Editorial: It’s 2017. Being a communist shouldn’t be a barrier to public employment

Anti-communist members of the American Legion Un-American Activities committee picket the opening of "Moulin Rouge" in front of the Fox Wilshire Theater in Beverly Hills on Dec. 23, 1952.
(Los Angeles Times)

A lifetime ago, when the U.S. was locked in a Cold War with the Soviet Union and fear of communist infiltrators ran rampant, California passed a law making anyone who belonged to the Communist Party ineligible to work for state government. Not just in sensitive positions, but even as groundskeepers at state parks, on road crews for the Department of Transportation or as clerks in the Department of Insurance. It was a preposterous policy that trampled Americans’ 1st Amendment rights to free speech and assembly.

Remarkably, that relic of the Red Scare remains on the books, though it is no longer enforced. California law still says that a worldwide movement dedicated to the precepts of Marx, Lenin and Stalin is working to establish a global totalitarian dictatorship through tactics of force, violence, treachery, deceit and disloyalty — and that there is a “clear and present danger” that is both “great and imminent” that communists in California will infiltrate state government to impede and nullify its activities.

That’s obviously ridiculous in this day and age, and California Assemblyman Rob Bonta (D-Oakland) was eager to remove the unenforceable language through his proposed legislation, AB 22. Then, on Wednesday, he backed down after conversations with war veterans and members of the Vietnamese-American community, who related “compelling stories of how AB 22 caused real distress and hurt for proud and honorable people.”

That was exactly the wrong response.


The employment ban has been declared unconstitutional, so why not strip the language from the books?

Not because there’s much to be said in communism’s defense.
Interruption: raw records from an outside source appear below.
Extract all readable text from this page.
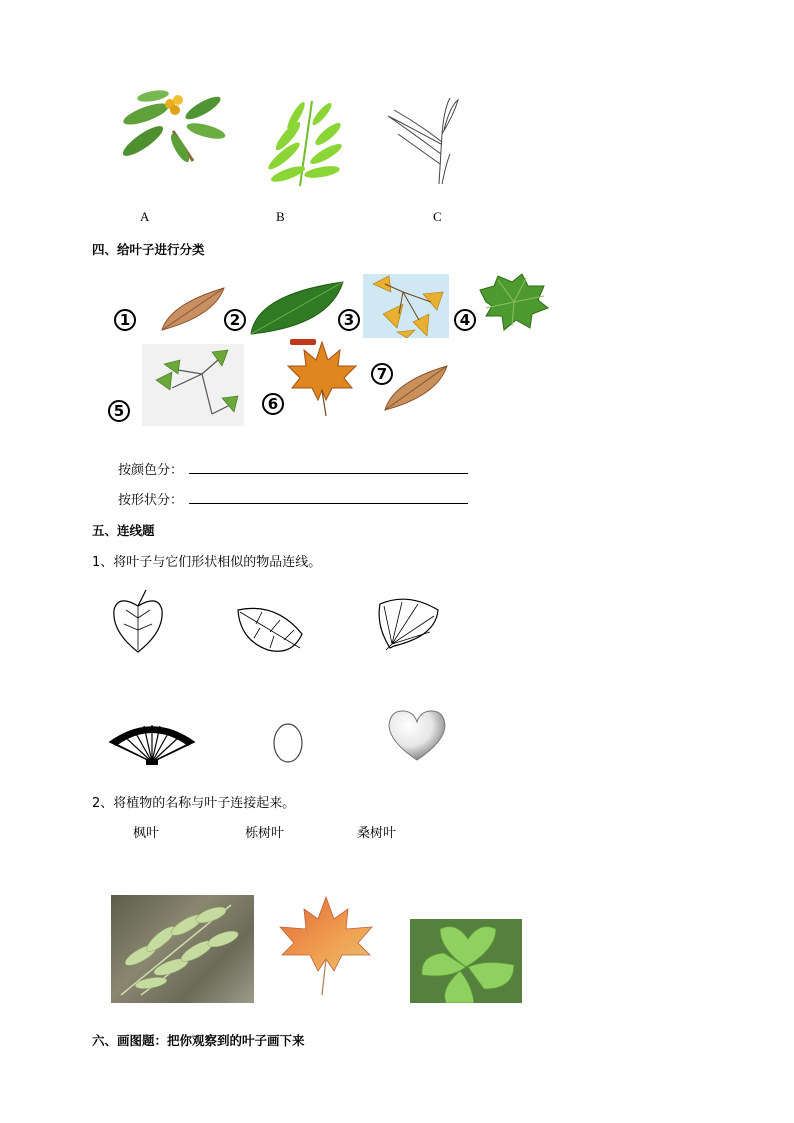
A	B	C
四、给叶子进行分类
1	2	3	4
5	6
7
按颜色分：
按形状分：
五、连线题
1、将叶子与它们形状相似的物品连线。
2、将植物的名称与叶子连接起来。
枫叶	栎树叶	桑树叶
六、画图题：把你观察到的叶子画下来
As a political philosophy, it is bankrupt. Over the past century it has given rise to totalitarian regimes from the Soviet Union and Eastern Europe to Cambodia and has led to the deaths of tens of millions of people through brutal purges, starvation policies and war. Many members of California’s Vietnamese community have an understandable hatred for a system that made refugees of them, and maintained repressive control of their native country for four decades. The hostility of veterans is understandable as well. The U.S. military engaged directly in wars against communist forces in Korea and Vietnam and waged a long Cold War against Russia. Many service members have died, been wounded or suffered physical and mental injuries in those causes.

But the Cold War is over, the language is now toothless — and the underlying threats used to justify the law do not exist. The law was a violation of Americans’ 1st Amendment rights to free speech and assembly, as courts eventually concluded. As Bonta pointed out, the employment ban has been declared unconstitutional, so why not strip the language from the books?

The employment ban was created by a 1950 state law (which mirrored a federal requirement) compelling government employees to sign loyalty oaths pledging to defend the state and federal constitutions, and to attest that they were not members of the Communist Party or any other organization advocating the overthrow of the government. It was unquestionably ineffective at deterring subversion — a violent revolutionary surely wouldn’t let a simple oath derail a plot to upend the social order. But many of those who refused to sign the oath on principle often found their lives upended and their careers destroyed through blacklisting.

While courts initially upheld the employment restrictions, the U.S. Supreme Court began ruling in the 1960s that employment bans based on Communist Party membership, or on membership in an organization that advocates overthrowing the government, were unconstitutional. Talk, belief and advocacy are protected; action and incitement are not.

AB 22 would have rescinded the employment ban and stripped out other related language. But even then, Bonta’s bill didn’t go far enough because it retained language putting a broad restriction on hiring someone who “advocates or is knowingly a member of an organization that...advocated the overthrow of the Government of the United States or of any state by force or violence.” That still violates the 1st Amendment.

Bonta should revive the bill — and expand it to remove any other bans on employment based on what are constitutionally protected rights. And while the legislature fixes that Cold War overreach, it ought to also take steps to do away with the silly and antiquated loyalty oath. It may make sense to require elected officials, judges and police to pledge to uphold the state and federal constitutions that are the foundations of their work, but it’s ludicrous to exact such a pledge from every government employee — especially since non-citizens are exempted.